Este fin de semana he impartido un seminario intensivo de escritura y meditación a ocho estudiantes. Como siempre, nunca sé cómo va a salir. Depende tanto de las personas que estén en el grupo y de los vínculos que se creen entre ellas… Mi trabajo es, sobre todo, propiciar un cauce para la energía grupal. Para eso hablo de bastantes cosas: de la meditación, de la dualidad, del sufrimiento, de la ausencia del yo, de los personajes, de las emociones… Y meditamos juntos. Y propongo ejercicios, bastantes ejercicios: en parejas, de escritura, de visualización…
Pero todo eso es para distraer (para tener a su intelecto —y al mío— entretenido), porque mi verdadero trabajo lo estoy haciendo por debajo de todo eso, y consiste básicamente en no hacer. En contener mi ansia de tratar de fabricar yo el agua dentro del cauce. En no protagonizar. En permitir que las palabras de las personas florezcan. En escuchar. En mirar con los ojos del corazón. Y callar. En observar cómo mis opiniones y mis juicios surgen continuamente como pompas de jabón, y dejar que exploten y desaparezcan sin dejar huella. En permanecer en la incomodidad constante, con la sensación de que todo va a explotar en cualquier instante. En abrir espacio al miedo de no estar a la altura. En dejar que las voces de la invalidación y la crítica («No sabes hacerlo», «Te está saliendo fatal», «Se van a dar cuenta de que no sabes nada») hagan caravana en mi mente, sin huir a espacios de fantasía más placenteros. En aceptar mis limitaciones de lenguaje, de expresión, de profundidad, y confiar en que la fuerza de mis maestros pase a través de mí a pesar de todo. A PESAR de todo.
No lo paso bien. Es más, lo paso fatal.
Fuera hace viento, llueve, los elementos braman. Y dentro estamos calentitos alrededor de una hoguera ancestral.
Y a la vez se da el milagro, que nada tiene que ver conmigo ni con lo mal que me lo hago pasar. Se despliega en todo su esplendor la belleza de cada persona. Y estoy segura de que no es mi mirada. Que cualquiera podría verlo si asomara la cabeza. Cada uno cuenta su historia. Pero no historias impostadas. Cada uno saca su luz. Hacen la vista gorda con mi torpeza. Se cuidan unos a otros. Nos regalan su vulnerabilidad más secreta. Ríen. Lloran. Se quieren. Lo negativo se funde con lo positivo en un baile sagrado. Escriben sin pensar. Pasarlo mal se convierte en gozo. Ya no hay tanta distinción entre unos y otros, y a la vez sale lo más personal de cada uno. Fuera hace viento, llueve, los elementos braman. Y dentro estamos calentitos alrededor de una hoguera ancestral.

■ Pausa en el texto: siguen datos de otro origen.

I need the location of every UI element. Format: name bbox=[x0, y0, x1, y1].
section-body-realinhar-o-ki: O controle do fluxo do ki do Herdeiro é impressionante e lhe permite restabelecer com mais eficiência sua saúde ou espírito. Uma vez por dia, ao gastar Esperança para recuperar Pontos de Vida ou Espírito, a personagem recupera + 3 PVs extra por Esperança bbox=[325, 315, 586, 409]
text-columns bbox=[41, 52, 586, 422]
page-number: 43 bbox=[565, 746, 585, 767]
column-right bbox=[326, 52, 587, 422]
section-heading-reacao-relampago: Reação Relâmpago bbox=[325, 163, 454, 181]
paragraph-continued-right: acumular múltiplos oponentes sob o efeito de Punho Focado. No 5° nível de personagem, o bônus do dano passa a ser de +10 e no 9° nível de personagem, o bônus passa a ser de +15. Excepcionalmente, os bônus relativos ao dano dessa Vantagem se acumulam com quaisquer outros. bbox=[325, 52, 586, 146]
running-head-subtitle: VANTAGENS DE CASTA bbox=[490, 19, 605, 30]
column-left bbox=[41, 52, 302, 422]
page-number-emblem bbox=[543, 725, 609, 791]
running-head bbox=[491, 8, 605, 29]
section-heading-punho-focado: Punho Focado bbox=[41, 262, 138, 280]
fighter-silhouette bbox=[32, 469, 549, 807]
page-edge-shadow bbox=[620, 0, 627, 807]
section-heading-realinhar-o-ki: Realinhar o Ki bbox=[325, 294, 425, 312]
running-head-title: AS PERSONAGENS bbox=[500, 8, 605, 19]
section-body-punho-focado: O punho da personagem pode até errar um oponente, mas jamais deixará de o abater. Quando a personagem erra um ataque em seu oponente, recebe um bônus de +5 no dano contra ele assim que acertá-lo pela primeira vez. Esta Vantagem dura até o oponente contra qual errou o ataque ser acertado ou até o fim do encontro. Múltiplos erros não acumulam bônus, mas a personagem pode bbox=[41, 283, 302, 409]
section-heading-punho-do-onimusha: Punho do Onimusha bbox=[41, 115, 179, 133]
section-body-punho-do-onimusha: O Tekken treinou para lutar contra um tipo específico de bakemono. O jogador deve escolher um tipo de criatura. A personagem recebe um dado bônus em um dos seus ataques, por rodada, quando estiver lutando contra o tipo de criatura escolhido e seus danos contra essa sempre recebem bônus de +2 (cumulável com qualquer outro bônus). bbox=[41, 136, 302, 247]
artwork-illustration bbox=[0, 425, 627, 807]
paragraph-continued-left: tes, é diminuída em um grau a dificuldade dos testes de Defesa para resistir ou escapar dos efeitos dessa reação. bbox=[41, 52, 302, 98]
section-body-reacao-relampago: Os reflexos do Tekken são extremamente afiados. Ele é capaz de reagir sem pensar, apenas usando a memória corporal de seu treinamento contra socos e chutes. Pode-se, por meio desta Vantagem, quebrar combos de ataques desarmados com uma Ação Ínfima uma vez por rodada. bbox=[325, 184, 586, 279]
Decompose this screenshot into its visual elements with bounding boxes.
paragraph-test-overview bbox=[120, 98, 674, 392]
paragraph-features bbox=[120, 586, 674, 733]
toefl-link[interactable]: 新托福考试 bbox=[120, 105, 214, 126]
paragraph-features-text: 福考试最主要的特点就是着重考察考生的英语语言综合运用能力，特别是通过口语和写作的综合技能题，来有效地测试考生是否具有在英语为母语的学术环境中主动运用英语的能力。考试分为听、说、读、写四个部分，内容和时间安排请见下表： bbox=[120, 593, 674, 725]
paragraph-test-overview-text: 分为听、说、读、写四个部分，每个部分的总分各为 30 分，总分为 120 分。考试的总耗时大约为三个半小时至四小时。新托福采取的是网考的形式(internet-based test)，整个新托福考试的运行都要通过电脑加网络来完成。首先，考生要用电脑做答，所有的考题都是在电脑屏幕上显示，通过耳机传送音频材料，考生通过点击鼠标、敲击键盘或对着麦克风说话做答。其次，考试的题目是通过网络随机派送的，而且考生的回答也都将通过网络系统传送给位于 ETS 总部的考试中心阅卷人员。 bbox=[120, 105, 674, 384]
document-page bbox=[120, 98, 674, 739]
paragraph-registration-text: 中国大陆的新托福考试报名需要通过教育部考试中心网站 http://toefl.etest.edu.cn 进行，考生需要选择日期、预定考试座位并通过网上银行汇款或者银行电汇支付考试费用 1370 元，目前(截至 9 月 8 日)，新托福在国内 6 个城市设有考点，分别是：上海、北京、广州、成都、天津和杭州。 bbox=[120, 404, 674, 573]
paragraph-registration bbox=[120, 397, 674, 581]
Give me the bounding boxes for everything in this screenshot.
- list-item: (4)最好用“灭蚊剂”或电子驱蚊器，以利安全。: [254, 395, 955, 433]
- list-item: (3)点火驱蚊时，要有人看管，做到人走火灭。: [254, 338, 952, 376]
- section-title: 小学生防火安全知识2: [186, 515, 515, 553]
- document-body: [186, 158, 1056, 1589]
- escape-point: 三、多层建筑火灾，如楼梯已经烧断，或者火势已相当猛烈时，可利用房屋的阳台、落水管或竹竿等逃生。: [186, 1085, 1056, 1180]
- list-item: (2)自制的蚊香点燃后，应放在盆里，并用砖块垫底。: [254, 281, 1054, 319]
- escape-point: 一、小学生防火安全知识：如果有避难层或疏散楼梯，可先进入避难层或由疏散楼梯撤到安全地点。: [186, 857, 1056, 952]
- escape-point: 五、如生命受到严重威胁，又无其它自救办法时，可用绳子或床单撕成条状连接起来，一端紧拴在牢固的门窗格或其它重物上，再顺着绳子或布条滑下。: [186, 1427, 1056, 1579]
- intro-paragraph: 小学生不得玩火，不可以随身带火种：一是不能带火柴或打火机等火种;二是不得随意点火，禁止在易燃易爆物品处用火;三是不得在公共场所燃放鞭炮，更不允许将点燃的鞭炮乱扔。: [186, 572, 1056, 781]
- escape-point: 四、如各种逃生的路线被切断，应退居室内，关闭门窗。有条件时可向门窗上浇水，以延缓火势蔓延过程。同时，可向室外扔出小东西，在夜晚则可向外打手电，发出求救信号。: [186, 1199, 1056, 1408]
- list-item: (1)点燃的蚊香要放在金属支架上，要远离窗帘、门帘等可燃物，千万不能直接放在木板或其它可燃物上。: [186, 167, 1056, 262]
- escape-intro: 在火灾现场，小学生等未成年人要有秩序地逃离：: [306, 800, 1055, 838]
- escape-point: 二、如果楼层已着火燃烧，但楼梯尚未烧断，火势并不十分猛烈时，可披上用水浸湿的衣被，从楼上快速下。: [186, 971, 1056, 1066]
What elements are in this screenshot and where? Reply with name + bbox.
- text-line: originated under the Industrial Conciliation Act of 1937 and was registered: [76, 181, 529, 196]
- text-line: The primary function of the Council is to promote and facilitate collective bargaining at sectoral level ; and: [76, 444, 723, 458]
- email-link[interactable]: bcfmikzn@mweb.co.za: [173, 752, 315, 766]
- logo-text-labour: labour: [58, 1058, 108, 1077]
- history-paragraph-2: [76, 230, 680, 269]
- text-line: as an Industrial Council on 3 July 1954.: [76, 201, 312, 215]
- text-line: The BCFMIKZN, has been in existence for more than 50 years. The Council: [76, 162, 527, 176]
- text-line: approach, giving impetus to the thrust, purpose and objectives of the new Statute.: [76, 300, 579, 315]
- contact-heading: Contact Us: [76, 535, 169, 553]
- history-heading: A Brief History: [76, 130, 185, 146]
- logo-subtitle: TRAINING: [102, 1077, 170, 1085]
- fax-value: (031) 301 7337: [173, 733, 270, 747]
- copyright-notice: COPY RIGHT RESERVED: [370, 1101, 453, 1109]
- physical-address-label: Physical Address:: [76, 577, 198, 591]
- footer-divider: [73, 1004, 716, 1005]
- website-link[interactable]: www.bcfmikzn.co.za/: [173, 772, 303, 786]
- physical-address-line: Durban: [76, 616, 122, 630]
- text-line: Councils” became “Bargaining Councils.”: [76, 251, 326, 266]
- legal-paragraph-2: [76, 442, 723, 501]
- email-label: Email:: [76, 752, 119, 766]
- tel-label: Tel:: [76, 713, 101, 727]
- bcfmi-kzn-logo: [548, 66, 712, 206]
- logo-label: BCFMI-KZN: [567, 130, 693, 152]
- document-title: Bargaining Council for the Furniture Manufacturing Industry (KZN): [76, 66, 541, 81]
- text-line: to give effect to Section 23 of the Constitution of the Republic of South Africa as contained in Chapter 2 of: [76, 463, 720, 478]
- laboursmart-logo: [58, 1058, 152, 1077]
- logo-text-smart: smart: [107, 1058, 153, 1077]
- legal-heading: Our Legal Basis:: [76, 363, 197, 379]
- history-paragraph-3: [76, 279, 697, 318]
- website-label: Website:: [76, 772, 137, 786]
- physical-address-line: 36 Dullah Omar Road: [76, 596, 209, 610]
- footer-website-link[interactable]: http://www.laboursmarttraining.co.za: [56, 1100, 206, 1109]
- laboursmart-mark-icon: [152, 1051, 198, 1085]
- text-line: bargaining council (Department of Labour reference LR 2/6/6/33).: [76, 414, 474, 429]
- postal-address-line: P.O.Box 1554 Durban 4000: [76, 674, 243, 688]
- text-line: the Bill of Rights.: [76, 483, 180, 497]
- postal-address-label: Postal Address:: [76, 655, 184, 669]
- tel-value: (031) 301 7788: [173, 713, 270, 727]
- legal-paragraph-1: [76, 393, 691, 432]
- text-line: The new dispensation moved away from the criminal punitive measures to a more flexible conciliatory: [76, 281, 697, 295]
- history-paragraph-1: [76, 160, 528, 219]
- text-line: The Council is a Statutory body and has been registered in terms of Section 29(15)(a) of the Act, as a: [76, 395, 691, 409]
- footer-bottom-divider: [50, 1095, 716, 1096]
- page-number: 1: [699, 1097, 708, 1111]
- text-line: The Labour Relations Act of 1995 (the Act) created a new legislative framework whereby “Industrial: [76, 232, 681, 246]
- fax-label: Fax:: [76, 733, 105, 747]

Ese es un espectáculo grandioso del que participo y que, a la vez, me salva de mí misma.
Al final del curso, la gratitud no cabe dentro de mí, quizá porque ni siquiera eso que siento con tanta intensidad es «mío», sino de todos los que nos hemos dejado atravesar, por tres días, por la divinidad. Olé, olé, olé. Gracias. Olé.
2 comentarios en «La gratitud»
Qué belleza, Isa!!! Cuánto amor pones en cada palabra, en cada frase y en todo tu trabajo. Estoy tan agradecida a ti, a los elementos y a todos los que me acompañaron este fin de semana que sólo con pensarlo se me saltan las lágrimas. Gracias de todo corazón, con todo mi cariño.